The first step in creating a video texture is calculating a distance value from each frame to each other frame. L2 distance was used to measure simularity. The idea is that for any given frame, we will transition to another frame that is relatively similar to our current frame's original progression. These transition probabilities are mapped using an exponential function.

While this process preserves smoothness in transition, it does not retain any form of physical dynamics embodied in the video. Actual physics computations would prove costly. Instead, we require that for a frame to be classified as similar to another, frames temporally adjacent to them must also be similar. By calculating a weighted sum of possible past and future transitions, we increase the probability that these transitions will happen in a proper order. This sum is achieved by convolving the difference matrix with a diagonal kernel.

Another problem video textures face is transitioning to a state with poor future transitions. This usually happens near the end of the frame sequence. By predicting future costs associated for a given transition, results improve. A form of Q-learning is used to propagate future costs from the end states through to the initial.

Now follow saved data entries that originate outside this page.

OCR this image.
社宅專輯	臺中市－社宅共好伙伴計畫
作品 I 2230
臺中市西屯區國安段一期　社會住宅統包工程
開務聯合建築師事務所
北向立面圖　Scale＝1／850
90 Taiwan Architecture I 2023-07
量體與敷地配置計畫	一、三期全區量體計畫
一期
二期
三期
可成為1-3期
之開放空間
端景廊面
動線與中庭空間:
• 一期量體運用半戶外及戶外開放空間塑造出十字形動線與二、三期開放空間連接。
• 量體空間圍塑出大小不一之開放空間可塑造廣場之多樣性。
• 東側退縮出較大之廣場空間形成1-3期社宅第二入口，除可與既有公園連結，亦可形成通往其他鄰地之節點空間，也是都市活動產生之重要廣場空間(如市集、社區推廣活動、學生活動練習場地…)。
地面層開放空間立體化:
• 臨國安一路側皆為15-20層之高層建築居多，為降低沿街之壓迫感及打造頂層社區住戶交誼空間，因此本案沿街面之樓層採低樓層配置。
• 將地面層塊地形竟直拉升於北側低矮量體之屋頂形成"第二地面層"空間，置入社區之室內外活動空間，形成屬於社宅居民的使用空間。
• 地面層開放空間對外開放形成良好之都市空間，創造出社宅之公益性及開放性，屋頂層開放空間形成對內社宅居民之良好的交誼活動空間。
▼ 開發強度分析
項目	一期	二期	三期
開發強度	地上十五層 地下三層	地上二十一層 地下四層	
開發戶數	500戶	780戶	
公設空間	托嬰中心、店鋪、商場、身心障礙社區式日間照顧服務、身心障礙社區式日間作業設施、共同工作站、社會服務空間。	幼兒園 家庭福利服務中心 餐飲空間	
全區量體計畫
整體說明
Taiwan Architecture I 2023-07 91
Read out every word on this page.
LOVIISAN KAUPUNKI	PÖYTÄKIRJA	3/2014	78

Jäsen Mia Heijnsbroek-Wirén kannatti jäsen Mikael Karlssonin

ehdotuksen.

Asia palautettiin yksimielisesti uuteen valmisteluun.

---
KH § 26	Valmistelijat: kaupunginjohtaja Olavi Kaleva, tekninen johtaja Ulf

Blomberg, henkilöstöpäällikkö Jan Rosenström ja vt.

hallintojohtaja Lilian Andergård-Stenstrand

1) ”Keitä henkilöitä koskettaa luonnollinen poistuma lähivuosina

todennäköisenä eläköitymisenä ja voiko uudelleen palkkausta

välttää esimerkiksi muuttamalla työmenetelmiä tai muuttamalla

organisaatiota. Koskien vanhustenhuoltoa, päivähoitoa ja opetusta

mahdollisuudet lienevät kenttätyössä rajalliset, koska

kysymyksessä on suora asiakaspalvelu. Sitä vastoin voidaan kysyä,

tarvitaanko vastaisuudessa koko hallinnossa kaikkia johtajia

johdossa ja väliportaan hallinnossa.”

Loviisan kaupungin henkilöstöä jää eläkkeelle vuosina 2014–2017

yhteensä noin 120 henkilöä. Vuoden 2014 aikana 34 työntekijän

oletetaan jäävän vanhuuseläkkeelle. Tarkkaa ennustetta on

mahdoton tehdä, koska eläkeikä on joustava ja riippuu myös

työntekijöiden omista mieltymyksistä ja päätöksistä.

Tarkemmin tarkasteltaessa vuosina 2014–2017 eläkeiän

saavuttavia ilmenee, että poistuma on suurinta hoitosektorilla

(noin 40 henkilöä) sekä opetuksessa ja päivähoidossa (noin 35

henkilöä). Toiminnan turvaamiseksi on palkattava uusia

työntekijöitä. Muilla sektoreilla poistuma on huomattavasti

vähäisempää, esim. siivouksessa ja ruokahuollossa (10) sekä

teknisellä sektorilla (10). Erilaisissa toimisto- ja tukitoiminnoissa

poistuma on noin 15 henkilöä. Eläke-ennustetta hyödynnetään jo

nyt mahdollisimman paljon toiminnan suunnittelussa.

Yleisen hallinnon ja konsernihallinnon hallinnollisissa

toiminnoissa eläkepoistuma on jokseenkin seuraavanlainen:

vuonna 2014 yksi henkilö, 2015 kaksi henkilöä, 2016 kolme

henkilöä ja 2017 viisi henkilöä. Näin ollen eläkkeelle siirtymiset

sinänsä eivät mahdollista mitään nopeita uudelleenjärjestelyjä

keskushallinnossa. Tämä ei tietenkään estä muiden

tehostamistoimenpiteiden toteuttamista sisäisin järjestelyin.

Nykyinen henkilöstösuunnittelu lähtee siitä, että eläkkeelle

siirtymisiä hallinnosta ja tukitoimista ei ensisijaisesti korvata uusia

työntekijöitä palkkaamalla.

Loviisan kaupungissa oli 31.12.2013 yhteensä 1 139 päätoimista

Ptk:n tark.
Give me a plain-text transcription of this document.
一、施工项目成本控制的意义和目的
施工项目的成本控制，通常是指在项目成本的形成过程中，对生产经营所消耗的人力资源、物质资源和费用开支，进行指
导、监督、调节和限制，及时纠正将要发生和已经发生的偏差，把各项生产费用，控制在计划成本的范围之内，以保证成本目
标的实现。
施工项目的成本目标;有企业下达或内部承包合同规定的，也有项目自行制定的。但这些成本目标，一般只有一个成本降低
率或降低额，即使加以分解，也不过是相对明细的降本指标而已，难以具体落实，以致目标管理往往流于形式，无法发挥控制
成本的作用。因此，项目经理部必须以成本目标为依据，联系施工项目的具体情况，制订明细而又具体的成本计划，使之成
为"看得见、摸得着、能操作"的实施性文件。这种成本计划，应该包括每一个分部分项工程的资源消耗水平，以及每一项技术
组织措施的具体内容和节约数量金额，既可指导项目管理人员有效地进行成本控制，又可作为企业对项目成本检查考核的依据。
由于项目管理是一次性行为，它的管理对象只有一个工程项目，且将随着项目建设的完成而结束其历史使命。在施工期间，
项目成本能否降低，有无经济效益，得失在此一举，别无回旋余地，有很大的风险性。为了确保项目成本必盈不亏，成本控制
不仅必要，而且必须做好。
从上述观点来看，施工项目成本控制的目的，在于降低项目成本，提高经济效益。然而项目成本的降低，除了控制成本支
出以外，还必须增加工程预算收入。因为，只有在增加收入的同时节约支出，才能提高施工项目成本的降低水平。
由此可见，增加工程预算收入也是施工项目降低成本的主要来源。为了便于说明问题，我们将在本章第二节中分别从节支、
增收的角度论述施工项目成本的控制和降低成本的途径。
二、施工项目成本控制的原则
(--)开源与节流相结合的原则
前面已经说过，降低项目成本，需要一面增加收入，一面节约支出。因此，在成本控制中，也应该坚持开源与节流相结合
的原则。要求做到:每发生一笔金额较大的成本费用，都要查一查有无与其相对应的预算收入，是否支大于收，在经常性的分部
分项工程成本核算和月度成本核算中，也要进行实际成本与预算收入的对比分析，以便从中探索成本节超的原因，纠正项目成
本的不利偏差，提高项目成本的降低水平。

Finally, weak transitions are pruned by selecting only local maxima for given transitions. Probabilities below a certain threshold are also reduced to zero. My metric was the average of the smallest probabilities per row.

Output

Once the transition probabilities have been calculated and pruned, we can create a random, yet smoothly transitioning video of any length. By starting at any point before the last non-zero-probability transition, we probabilistically move from frame to frame, and save out the order to render into our video texture.

Results

Transition Graphs

L2 Distance

Dynamics Adjustment

Future Cost Propagation

Thresholded Distance Values

Thresholed Probabilities

Video Results

Audio Textures

Audio Textures were attempted, but failed to produce any meaningful results. By reading in the wave values of a given audio track, I was hoping to find smooth transitions between values to produce music similar to the input. However, a decent-quality, medium length audio track has well over 9 million values in two different channels. The sheer volume restricted my ability to test this idea. A short sample of length 10000 was created from the middle 1000 of a track. The similarity metric used was the L2 distance between the derivatives of the values. Not knowing much about audio data, I assumed the sharp changes in values is what causes different sounds, and decided to compare with that.